Early on the morning of Tuesday, October 1st 1957 at about 2.30am a fire engulfed the interior of the Watchtower at La Perouse. At the time Mrs. Mary Agnes Donnelly was alone in the building. She was the wife of Henry Harold Donnelly, the then caretaker of the building (Sydney Morning Herald Oct. 4 1957) who was at work at the Captain Cook Landing Trust, Kurnell. Tragically, Mrs. Donnelly perished in the fire, her charred body being found under a brick staircase in the kitchen of the building.
Mr. Donnelly indicated that he had been living at the premises for eight months but had a job at Kurnell where he spent the working week and returned to the Watchtower at weekends. Hence he was away at the time.
The fire was believed to have been initiated by an exploding kerosene lamp in the kitchen area while Mrs. Donnelly was in the stairs bedroom. Her apparent attempts to escape were thwarted when she became trapped on the staircase leading from the kitchen area. (Daily Mirror, October 1 1957). The coronial inquest into the cause of the fire and Mrs. Donnelly's death was held on Friday, November 22, 1957. The cause of death was stated as "effects of burns accidentally received at the place on that day when those premises caught fire, she at the time being much affected by alcohol". It was further stated that "the premises were damaged and portion thereof destroyed, and the contents of same were destroyed by a fire which occurred accidentally on those premises". Sergeant Albert Raymond Hitchings of the Malabar Police Station arrived on the scene of the fire at about 3.30am on October 1st.

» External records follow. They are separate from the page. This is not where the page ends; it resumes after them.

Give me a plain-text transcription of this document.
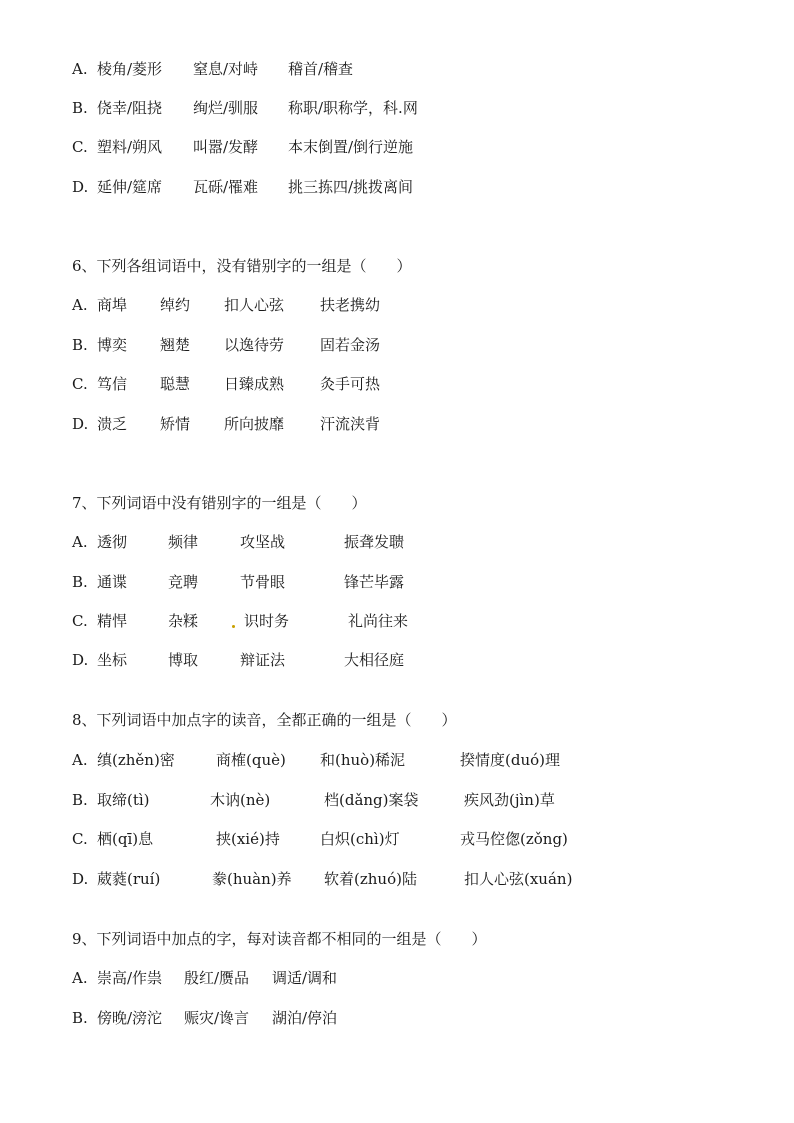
A. 棱角/菱形 窒息/对峙 稽首/稽查
B. 侥幸/阻挠 绚烂/驯服 称职/职称学，科.网
C. 塑料/朔风 叫嚣/发酵 本末倒置/倒行逆施
D. 延伸/筵席 瓦砾/罹难 挑三拣四/挑拨离间
6、下列各组词语中，没有错别字的一组是（　　）
A. 商埠 绰约 扣人心弦 扶老携幼
B. 博奕 翘楚 以逸待劳 固若金汤
C. 笃信 聪慧 日臻成熟 灸手可热
D. 溃乏 矫情 所向披靡 汗流浃背
7、下列词语中没有错别字的一组是（　　）
A. 透彻	频律	攻坚战	振聋发聩
B. 通谍	竞聘	节骨眼	锋芒毕露
C. 精悍	杂糅	识时务	礼尚往来
D. 坐标	博取	辩证法	大相径庭
8、下列词语中加点字的读音，全都正确的一组是（　　）
A. 缜(zhěn)密	商榷(què) 和(huò)稀泥	揆情度(duó)理
B. 取缔(tì)	木讷(nè)	档(dǎng)案袋	疾风劲(jìn)草
C. 栖(qī)息	挟(xié)持	白炽(chì)灯	戎马倥偬(zǒng)
D. 葳蕤(ruí)	豢(huàn)养 软着(zhuó)陆	扣人心弦(xuán)
9、下列词语中加点的字，每对读音都不相同的一组是（　　）
A. 崇高/作祟 殷红/赝品 调适/调和
B. 傍晚/滂沱 赈灾/谗言 湖泊/停泊
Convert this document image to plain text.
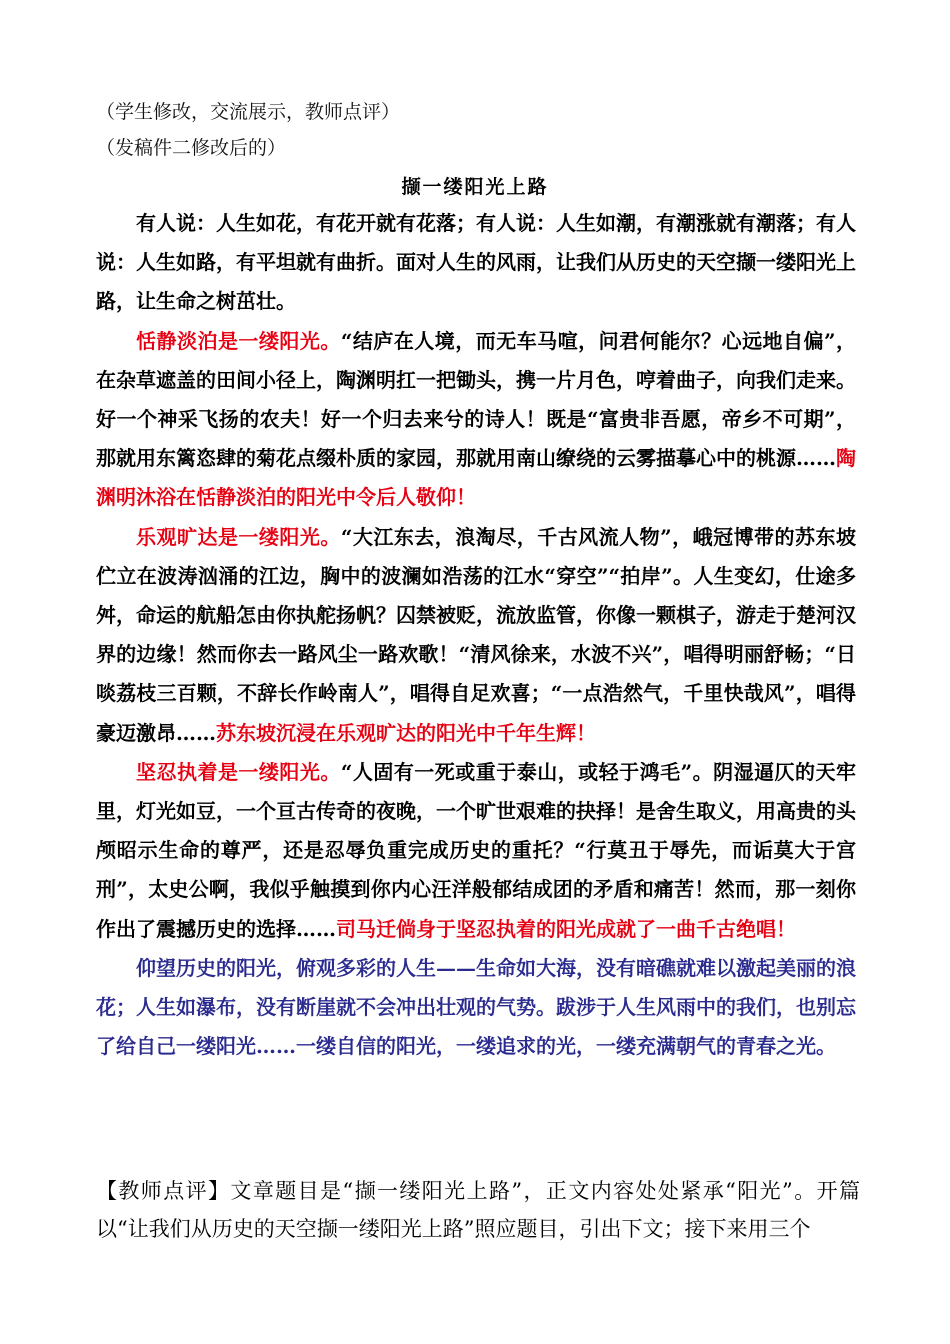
（学生修改，交流展示，教师点评）

（发稿件二修改后的）

撷一缕阳光上路

有人说：人生如花，有花开就有花落；有人说：人生如潮，有潮涨就有潮落；有人说：人生如路，有平坦就有曲折。面对人生的风雨，让我们从历史的天空撷一缕阳光上路，让生命之树茁壮。

恬静淡泊是一缕阳光。“结庐在人境，而无车马喧，问君何能尔？心远地自偏”，在杂草遮盖的田间小径上，陶渊明扛一把锄头，携一片月色，哼着曲子，向我们走来。好一个神采飞扬的农夫！好一个归去来兮的诗人！既是“富贵非吾愿，帝乡不可期”，那就用东篱恣肆的菊花点缀朴质的家园，那就用南山缭绕的云雾描摹心中的桃源……陶渊明沐浴在恬静淡泊的阳光中令后人敬仰！

乐观旷达是一缕阳光。“大江东去，浪淘尽，千古风流人物”，峨冠博带的苏东坡伫立在波涛汹涌的江边，胸中的波澜如浩荡的江水“穿空”“拍岸”。人生变幻，仕途多舛，命运的航船怎由你执舵扬帆？囚禁被贬，流放监管，你像一颗棋子，游走于楚河汉界的边缘！然而你去一路风尘一路欢歌！“清风徐来，水波不兴”，唱得明丽舒畅；“日啖荔枝三百颗，不辞长作岭南人”，唱得自足欢喜；“一点浩然气，千里快哉风”，唱得豪迈激昂……苏东坡沉浸在乐观旷达的阳光中千年生辉！

坚忍执着是一缕阳光。“人固有一死或重于泰山，或轻于鸿毛”。阴湿逼仄的天牢里，灯光如豆，一个亘古传奇的夜晚，一个旷世艰难的抉择！是舍生取义，用高贵的头颅昭示生命的尊严，还是忍辱负重完成历史的重托？“行莫丑于辱先，而诟莫大于宫刑”，太史公啊，我似乎触摸到你内心汪洋般郁结成团的矛盾和痛苦！然而，那一刻你作出了震撼历史的选择……司马迁倘身于坚忍执着的阳光成就了一曲千古绝唱！

仰望历史的阳光，俯观多彩的人生——生命如大海，没有暗礁就难以激起美丽的浪花；人生如瀑布，没有断崖就不会冲出壮观的气势。跋涉于人生风雨中的我们，也别忘了给自己一缕阳光……一缕自信的阳光，一缕追求的光，一缕充满朝气的青春之光。

【教师点评】文章题目是“撷一缕阳光上路”，正文内容处处紧承“阳光”。开篇以“让我们从历史的天空撷一缕阳光上路”照应题目，引出下文；接下来用三个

A fireman was already in attendance and also present was Mr. White, a fire officer from the Maroubra station who believed that Mrs. Donnelly was dead and drew the Sergeant's attention to her body which he (Mr White) had removed from the burning building. Sergeant Hitchings then had the body transferred to St. Vincentís Hospital where Mrs. Donnelly was pronounced dead and identified by her husband. It was noted that there was no electricity connected to the building but the cause of the fire was not known.
In his statement to the enquiry Mr. White, the fire officer who was on the scene with firemen soon after 2 am and found the building alight, stated that through a window he saw Mrs. Donnelly lying on the floor near a wooden stairway and believed she was dead. Her body was then removed. Mr White was unable to state the cause of the fire. The building was alight from one end to the other and the outbuildings were burnt out.
Mr. Donnelly, in his statement, indicated that the electricity had been disconnected and that the couple had two candles, lamps, a primus and a fuel stove, the stoves being primarily used by Mrs. Donnelly. He stated that his wife drank rather heavily at times. Sergeant Hitchings, in his statement to the inquiry indicated that Mrs Donnelly was known to him and he was aware that she was "addicted to drink". It was noted that the building was very old with boards inside and a timber roof.
In the doctor's report (Dr. John Laing) Mrs Donnelly's death was ascribed to "bums". Mrs. Donnelly's blood was analysed by Mr. Thomas McDonald, a senior analyst in the Government Analyst's laboratories and was found to contain 0.3% alcohol and a significant level of carbon monoxide.
In his report, the Coroner found that Mrs. Donnelly had died from the effects of bums accidentally received on the day of the fire, she at the time being much affected by alcohol.
It must have been a rather lonely existence for her at La Perouse, particularly in the evenings during the week, and it seems that she may have taken some solace in alcohol, as is indicated by the evidence in at the .coronial enquiry. The living conditions within the Watchtower before the fire of 1st October were exacerbated by the termination of the electricity connection (the reason for this is not clear, but it would seem likely that it was based on financial considerations). This necessitated the use of candles and lamps for illumination and a primus and fuel stove for cooking. These would not only have made living conditions somewhat difficult but would also have introduced new fire hazards.
The one positive outcome of the fire was that it probably provided the catalyst for the restoration of the tower and the preservation of its structural integrity without the unsympathetic accoutrements that been added over the years.
Mary Donnelly was buried in Plot 600, Section 29B of the Catholic part of Botany Cemetery. Her grave does not have a headstone.